House Majority Leader Steny Hoyer, D-Md., who had called on Yoho to apologize, said the congressman "needed no apology for his passion about poverty and for the downtrodden."

"But he ought to remember and acknowledge that the person to whom he spoke so inappropriately was one of the strongest fighters in this Congress for those with the least, those who are downtrodden, those who are forgotten," Hoyer added.

Hoyer said he hoped the incident served as a lesson to "think before we speak so harshly to one another." He said the apology was "appropriate" and that he was sure "our colleague Alexandria Ocasio-Cortez appreciates that apology."

But in a series of tweets later Wednesday, Ocasio-Cortez made it clear she did not think Yoho's apology was sufficient.
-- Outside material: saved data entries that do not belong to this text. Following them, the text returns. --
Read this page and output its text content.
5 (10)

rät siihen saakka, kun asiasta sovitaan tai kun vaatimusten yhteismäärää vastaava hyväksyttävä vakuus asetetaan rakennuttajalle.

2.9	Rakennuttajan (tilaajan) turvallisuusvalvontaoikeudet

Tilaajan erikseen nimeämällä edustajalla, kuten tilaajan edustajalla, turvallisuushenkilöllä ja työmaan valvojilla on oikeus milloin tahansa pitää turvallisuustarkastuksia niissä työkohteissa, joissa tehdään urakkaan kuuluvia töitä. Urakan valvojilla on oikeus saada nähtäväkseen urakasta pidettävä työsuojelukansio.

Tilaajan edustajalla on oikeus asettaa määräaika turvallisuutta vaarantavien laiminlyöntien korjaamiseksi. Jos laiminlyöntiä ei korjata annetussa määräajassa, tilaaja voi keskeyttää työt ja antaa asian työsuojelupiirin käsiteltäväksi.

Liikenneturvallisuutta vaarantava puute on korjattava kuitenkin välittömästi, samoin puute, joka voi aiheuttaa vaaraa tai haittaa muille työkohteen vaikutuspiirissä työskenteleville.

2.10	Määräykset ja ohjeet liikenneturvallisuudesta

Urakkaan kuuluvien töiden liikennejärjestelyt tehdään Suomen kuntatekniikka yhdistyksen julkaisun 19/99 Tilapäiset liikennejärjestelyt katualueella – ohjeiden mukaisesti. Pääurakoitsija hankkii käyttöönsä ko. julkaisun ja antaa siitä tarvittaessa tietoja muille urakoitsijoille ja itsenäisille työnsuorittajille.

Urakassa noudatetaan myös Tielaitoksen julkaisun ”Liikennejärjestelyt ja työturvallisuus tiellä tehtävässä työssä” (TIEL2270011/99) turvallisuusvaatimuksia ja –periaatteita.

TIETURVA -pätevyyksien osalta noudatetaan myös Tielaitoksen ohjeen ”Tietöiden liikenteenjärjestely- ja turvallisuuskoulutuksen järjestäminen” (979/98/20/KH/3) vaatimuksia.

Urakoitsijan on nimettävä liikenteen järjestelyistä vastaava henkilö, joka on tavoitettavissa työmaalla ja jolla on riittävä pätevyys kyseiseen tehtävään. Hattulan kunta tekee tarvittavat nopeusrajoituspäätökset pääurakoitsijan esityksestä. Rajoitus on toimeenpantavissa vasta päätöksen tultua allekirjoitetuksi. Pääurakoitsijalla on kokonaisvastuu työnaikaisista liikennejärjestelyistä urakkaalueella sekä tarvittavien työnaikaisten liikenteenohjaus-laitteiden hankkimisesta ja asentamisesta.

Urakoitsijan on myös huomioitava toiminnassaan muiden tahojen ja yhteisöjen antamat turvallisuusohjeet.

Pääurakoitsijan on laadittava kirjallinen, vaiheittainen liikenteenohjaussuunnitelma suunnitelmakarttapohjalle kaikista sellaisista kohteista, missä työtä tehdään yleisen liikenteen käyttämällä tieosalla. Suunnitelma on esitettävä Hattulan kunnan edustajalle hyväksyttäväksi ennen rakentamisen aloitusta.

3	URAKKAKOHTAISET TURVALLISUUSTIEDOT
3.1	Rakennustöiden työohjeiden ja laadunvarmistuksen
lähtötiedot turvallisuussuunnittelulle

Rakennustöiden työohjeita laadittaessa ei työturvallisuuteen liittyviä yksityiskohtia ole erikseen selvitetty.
"This is not an apology," she said, accusing Yoho of "refusing responsibility."

"Republican responds to calling a colleague 'disgusting' & a “f—ing b*tch” w/ 'I cannot apologize for my passion' and blaming others," she said in one tweet. "I will not teach my nieces and young people watching that this is an apology."

"He didn't even say my name," she tweeted.

In other tweets, she said Yoho "lies" because "this was not a 'conversation,' it was verbal assault." And she said it was ironic that Yoho cited his history of poverty after "he accosted me" to "prove poverty doesn't result in traumatized behavior."

Yoho's reported remarks were rebuked by several House members.

The leaders of the Democratic Women's Caucus said in a joint letter that his conduct was "not befitting a member of Congress" and he had "joined a disturbing group of men disparaging women who challenge the status quo, attacking their character with sexist tropes rather the substance of their policies."

"Sadly, Congresswoman Ocasio-Cortez is just the latest victim. For too long, women and people of color have been disparaged," the letter stated.

Sen. Bernie Sanders, I-Vt., tweeted that Yoho "should spend his time fighting for the thousands of Floridians who are about to lose unemployment benefits and face evictions, not denigrate and insult a champion of working families like @AOC.

"We need more AOC and less Yoho in Congress."

Even conservative Rep. Matt Gaetz, R-Fla., came to Ocasio-Cortez's defense.

"I can confirm that AOC gets along w many of her Republican colleagues on a range of things that don’t have anything to do w legislation or politics," he said. "She is not a bitch."